Расскажу, что было со мной и каковы были мои ощущения.
При всём мужестве, не доставало сил равнодушно ожидать сражения, ибо известно было, как оба войска были озлоблены одно против другого. Разрушение Кюстрина должно было только усилить ожесточение Пруссаков. Действительно, мы после узнали, что король, перед началом сражения, велел не давать пощады ни одному Русскому.
Когда армия пришла на место сражения, солдатам дали непродолжительный роздых и потом, ещё перед полночью, начали устраивать боевой порядок. В это время соединился с нами 10-тысячный русский отряд под начальством генерал-лейтенанта Чернышёва. То был так называемый новый корпус. Таким образом наша армия возросла до 50 000 человек. Известно, что её выстроили огромным четырёхугольником. Посередине, где местность представляла род углубления и поросла редкими деревьями, поставили малый обоз, с младшим штабом (Unterstab), при котором и я находился. Большой обоз находился в расстоянии четверти мили оттуда, в Вагенбурге, с 8000 человек прикрытия.
Мне кажется, что положение обоза было неудобно. Король должен был проходить не в дальнем оттуда расстоянии и мог легко истребить обоз. Таково, кажется, и было вначале его намерение, но не знаю, почему он его не исполнил.
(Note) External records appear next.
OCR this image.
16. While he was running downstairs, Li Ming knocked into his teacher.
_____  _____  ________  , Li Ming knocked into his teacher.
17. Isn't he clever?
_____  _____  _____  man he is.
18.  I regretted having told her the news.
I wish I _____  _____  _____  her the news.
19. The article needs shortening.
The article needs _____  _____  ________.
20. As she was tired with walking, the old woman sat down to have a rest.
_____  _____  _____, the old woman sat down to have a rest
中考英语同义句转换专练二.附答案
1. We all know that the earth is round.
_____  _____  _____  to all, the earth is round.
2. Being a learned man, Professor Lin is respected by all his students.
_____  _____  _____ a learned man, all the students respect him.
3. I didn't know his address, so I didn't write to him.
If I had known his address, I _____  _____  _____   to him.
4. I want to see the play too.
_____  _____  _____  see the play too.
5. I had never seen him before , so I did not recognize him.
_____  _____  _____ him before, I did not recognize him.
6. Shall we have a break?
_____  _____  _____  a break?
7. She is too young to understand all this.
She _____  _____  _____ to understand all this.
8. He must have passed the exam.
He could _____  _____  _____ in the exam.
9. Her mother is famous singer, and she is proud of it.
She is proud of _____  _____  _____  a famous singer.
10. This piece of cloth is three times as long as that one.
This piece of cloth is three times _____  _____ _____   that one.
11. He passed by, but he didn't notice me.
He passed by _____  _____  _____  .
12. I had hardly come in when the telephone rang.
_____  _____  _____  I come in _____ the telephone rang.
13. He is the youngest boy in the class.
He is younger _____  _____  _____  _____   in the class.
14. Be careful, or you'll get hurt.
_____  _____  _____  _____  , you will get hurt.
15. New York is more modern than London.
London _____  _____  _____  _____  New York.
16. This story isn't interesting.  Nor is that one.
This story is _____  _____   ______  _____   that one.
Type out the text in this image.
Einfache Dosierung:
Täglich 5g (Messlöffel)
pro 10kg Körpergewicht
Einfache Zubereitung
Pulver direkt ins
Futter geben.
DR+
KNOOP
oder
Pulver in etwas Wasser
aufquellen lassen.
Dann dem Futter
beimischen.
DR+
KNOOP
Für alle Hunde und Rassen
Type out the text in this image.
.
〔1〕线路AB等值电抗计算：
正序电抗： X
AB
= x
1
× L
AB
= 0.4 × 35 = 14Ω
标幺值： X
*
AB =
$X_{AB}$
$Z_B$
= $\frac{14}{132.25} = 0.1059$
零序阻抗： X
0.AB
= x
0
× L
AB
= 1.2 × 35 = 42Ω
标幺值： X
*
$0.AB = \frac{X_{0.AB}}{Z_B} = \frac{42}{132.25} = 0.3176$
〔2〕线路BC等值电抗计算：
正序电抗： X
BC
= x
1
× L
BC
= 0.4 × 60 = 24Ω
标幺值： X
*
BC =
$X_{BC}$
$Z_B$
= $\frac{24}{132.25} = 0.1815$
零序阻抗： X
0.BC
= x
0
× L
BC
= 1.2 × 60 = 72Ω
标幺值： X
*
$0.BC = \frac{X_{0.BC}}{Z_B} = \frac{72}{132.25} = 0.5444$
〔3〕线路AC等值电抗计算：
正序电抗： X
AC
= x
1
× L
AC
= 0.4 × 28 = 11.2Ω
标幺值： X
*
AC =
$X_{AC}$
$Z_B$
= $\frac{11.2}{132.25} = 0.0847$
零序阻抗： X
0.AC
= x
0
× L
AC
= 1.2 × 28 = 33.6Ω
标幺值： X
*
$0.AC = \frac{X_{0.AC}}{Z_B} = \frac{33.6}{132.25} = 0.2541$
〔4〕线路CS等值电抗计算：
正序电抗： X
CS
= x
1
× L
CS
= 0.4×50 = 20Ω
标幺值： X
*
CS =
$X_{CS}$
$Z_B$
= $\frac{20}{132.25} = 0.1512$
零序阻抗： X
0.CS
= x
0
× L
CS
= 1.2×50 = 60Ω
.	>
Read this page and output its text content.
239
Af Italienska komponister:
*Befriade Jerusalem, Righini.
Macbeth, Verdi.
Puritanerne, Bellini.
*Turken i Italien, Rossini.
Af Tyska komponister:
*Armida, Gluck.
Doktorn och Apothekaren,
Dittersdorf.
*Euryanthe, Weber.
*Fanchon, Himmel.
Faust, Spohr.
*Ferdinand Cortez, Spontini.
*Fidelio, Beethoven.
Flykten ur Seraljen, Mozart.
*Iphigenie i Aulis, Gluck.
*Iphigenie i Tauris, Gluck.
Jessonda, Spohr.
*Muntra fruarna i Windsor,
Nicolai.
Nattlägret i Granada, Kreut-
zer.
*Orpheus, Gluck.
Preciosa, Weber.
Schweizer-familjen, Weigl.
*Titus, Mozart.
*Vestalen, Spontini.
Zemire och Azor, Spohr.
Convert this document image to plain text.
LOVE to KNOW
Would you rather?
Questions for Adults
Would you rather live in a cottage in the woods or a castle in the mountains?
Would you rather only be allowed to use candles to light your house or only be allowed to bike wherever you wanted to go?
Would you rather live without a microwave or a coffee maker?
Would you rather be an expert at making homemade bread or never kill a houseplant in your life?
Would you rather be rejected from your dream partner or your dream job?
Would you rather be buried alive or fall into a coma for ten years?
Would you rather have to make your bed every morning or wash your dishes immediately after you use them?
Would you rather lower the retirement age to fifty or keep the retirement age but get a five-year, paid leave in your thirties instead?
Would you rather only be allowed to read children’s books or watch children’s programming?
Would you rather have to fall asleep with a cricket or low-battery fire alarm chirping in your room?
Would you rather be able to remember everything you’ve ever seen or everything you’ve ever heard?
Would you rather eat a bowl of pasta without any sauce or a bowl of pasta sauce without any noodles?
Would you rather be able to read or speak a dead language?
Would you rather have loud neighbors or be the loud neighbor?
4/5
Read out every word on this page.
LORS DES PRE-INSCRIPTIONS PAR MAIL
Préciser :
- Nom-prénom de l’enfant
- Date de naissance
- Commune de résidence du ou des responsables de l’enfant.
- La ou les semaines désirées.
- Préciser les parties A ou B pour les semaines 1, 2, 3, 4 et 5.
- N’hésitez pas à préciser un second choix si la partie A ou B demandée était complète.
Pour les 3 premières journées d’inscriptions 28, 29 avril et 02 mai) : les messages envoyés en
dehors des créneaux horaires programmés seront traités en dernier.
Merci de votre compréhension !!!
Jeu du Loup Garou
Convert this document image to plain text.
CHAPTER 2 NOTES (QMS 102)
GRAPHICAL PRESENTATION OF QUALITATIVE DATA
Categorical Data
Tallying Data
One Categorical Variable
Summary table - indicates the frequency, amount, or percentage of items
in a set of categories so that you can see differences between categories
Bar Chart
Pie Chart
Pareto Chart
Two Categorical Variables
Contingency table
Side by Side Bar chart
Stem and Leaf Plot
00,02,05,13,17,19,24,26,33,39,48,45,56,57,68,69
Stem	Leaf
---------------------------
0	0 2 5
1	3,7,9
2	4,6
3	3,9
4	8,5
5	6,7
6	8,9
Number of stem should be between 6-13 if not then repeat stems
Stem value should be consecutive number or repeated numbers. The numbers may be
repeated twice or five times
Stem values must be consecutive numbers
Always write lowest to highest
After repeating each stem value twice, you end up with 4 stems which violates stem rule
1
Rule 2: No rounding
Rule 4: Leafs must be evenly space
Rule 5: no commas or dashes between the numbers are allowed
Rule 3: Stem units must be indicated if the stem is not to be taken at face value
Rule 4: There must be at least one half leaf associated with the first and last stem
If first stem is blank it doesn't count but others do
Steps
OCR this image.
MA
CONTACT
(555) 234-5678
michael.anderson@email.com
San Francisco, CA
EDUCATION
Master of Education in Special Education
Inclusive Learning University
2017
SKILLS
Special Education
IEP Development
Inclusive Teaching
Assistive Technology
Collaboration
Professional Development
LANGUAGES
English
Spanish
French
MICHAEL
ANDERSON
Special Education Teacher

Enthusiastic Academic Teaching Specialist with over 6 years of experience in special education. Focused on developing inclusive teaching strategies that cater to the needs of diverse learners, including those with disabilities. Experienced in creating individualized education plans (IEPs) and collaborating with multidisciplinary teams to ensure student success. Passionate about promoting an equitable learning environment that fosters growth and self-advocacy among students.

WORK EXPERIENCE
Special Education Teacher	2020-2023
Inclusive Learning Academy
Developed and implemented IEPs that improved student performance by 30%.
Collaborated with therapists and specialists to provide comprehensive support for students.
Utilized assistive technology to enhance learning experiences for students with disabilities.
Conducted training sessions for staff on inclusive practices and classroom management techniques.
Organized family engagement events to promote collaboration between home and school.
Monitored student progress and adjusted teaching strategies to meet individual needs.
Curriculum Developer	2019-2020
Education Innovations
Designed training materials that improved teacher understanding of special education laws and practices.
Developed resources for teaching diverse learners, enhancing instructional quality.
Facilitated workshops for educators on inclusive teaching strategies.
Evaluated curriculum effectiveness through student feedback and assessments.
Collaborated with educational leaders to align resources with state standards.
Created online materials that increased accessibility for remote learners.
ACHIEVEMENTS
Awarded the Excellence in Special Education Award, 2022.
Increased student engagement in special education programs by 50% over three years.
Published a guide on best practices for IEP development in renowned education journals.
Самая ясная полночь, какую я когда либо запомню, блистала над нами. Но зрелище чистого неба и ясных звёзд не могло меня успокоить: я был полон страха и ожидания. Можно ли меня упрекать в этом? Будучи проповедником мира, я вовсе не был воспитан для войны. “Что-то здесь будет завтра в этот час? — думал я. — Останусь ли я жить или нет? Но сотни людей, которых я знал, и многие друзья мои погибнут наверно; или, может быть, в мучениях, они будут молить Бога о смерти!”
Эти ощущения были так тяжелы, что лучше бы пуля сжалилась надо мной и раздробила моё тело. Но вот подошёл ко мне офицер и сказал растроганным голосом: “Господин пастор! Я и многие мои товарищи желаем теперь из ваших рук приобщиться Св. Таин. Завтра, может быть, нас не будет в живых, и мы хотим примириться с Богом, отдать вам ценные вещи и объявить последнюю нашу волю”.
Взволнованный до глубины души, я поспешил приступить к таинству. Обоз был уложен, палатки не было, и я приобщал их под открытым небом, а барабан служил мне жертвенником. Над нами расстилалось голубое небо, начинавшее светлеть от приближения дня. Никогда так трогательно и, думаю, так назидательно, не совершал я таинства. Молча расстались со мной офицеры; я принял их завещания, дорогие вещи и многих, многих из этих людей видел в последний раз. Они пошли умирать, напутствуемые моим благословением.
Ослабев от сильного душевного волнения, я крепко заснул и спал до тех пор, пока солдаты наши не разбудили меня криками: “Пруссак идёт”. Солнце уже ярко светило; мы вскочили на лошадей, и с высоты холма я увидел приближавшееся к нам прусское войско; оружие его блистало на солнце; зрелище было страшное. Но я был отвлечён от него на несколько мгновений.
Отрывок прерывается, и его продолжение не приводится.